Quelque chose se passe dans la tête de Plotkine, ON/OFF, il vient d’arriver à Grande Jonction. Il loge à l’hôtel Laïka, de drôles de gens y habitent, il traîne dans les quartiers de bout du monde de cette ville aux confins du néant et de la civilisation. Le monde est gouverné par une instance mondiale, L’unimonde humain. L’UMHU a une devise : « Un monde pour tous, un dieu pour chacun ». La technique n’est plus capable de progrès. C’est la fin de l’homme mais aussi de la technique. Bienvenue dans Cosmos Inc.
Plotkine est l’homme de la fin (p. 287), il arrive dans un coin où tout est à vendre, où l’on est au bout du bout. Plotkine est venu pour tuer le maire de cette ville, en cours de route ça va un peu déraper, vers autre chose, disons. Il tombe sur des anges, ils ont une mission pour lui, un truc vraiment important à faire et tout de suite.

Après, Dantec tombe dans la mystique, dans une mystique machinique, avec des chiens qui parlent et des enfants-boîtes. Cosmos Inc. est un trou noir dans la narration universelle, un maelström de sensations infinies, une écriture mystique, une expérience. C’est un roman de science-fiction, bien sûr, c’est aussi une étape pour l’écrivain qui achève de briser sa chrysalide.
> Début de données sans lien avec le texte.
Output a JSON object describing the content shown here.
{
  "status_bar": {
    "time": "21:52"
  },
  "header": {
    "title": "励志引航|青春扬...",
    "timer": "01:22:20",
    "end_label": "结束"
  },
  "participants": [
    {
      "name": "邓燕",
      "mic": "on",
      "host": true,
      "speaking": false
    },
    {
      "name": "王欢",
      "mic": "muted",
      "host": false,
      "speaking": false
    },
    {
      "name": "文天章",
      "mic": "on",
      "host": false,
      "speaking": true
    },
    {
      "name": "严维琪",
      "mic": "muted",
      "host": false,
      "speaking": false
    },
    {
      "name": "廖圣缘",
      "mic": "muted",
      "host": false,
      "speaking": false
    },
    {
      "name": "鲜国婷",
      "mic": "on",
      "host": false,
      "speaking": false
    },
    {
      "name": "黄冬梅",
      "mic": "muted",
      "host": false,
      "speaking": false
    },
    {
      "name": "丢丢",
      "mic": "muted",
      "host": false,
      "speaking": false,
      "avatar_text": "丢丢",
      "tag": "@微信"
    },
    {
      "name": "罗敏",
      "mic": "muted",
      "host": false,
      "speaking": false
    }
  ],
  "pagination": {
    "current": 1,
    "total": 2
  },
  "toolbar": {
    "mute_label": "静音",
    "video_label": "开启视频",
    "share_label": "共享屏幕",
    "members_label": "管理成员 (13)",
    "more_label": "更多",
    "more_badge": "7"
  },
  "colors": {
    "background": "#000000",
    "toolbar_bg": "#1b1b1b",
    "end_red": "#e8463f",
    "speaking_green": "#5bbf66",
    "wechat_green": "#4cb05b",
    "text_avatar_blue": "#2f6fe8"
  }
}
Après La Sirène rouge et Les Racines du Mal, une première étape, après encore Babylon Babies et Villa Vortex – seconde étape -Dantec entre dans une nouvelle phase, il se tourne vers la théologie et explore l’homme du XXIe siècle un peu plus encore. En fait, on ne saurait trop dire si Babylon est une transition entre deux blocs mais ce dernier roman est aussi une continuation de Villa Vortex, c’est à l’appréciation des lecteurs réguliers de l’auteur.
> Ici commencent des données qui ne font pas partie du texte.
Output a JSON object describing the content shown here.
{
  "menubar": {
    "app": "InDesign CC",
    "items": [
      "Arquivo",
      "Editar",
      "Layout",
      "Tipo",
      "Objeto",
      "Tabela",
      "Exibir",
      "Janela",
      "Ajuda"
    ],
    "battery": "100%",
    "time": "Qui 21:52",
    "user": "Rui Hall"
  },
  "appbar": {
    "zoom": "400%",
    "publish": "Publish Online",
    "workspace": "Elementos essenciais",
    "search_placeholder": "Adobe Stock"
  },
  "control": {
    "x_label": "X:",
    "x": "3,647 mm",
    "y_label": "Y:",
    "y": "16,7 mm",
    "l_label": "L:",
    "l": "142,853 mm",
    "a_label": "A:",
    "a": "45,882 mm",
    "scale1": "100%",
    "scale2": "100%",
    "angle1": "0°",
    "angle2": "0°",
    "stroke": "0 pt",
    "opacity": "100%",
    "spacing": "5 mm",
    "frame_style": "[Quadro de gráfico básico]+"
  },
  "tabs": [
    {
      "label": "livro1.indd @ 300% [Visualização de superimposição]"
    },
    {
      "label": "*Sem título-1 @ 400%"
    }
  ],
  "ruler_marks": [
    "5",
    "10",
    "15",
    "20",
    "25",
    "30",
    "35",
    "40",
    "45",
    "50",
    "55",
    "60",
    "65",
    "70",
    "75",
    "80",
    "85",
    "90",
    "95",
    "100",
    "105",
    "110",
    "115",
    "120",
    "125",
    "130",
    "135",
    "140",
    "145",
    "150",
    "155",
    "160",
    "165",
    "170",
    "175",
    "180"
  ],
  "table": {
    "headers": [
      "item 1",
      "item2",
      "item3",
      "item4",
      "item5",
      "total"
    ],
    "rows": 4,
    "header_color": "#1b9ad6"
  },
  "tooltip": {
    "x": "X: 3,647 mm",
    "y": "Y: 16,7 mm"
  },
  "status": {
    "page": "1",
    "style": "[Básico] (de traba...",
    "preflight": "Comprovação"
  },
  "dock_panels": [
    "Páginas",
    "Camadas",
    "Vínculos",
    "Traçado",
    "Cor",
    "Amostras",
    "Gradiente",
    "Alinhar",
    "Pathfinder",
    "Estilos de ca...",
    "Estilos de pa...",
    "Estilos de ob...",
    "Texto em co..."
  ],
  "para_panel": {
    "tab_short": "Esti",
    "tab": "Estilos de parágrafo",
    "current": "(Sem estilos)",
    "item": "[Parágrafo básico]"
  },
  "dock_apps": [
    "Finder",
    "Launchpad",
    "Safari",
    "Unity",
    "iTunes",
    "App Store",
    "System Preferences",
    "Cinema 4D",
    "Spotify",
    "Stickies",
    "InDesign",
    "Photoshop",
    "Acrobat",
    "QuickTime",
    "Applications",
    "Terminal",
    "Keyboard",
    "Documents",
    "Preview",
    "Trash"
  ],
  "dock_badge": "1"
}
Indépendamment de la perpétuelle affaire Dantec à cause des journaux – Le théâtre des opérations, dont il a annoncé le dernier volet avec le tome III – il accompagne cette métamorphose littéraire d’un changement de maison d’édition. Maintenant publié chez Albin, il espère ne pas se faire caviarder son journal. D’ores et déjà, chacun peut en être sûr, il sera caviardé, sous peine de procès en cascades. Dantec est libre de penser ses imbécillités comme ses idées de génie, il faut savoir apprécier les écrivains avec leurs défauts. Cherchez pas, lisez seulement, faites-vous votre propre idée. La fin du monde est pour bientôt, ce sont les livres de Dantec qui le disent, alors, en attendant, je me prépare…

medhi clement

   
 

Maurice G. Dantec, Cosmos Incorporated, Albin Michel, août 2005, 568 p. – 22,50 €.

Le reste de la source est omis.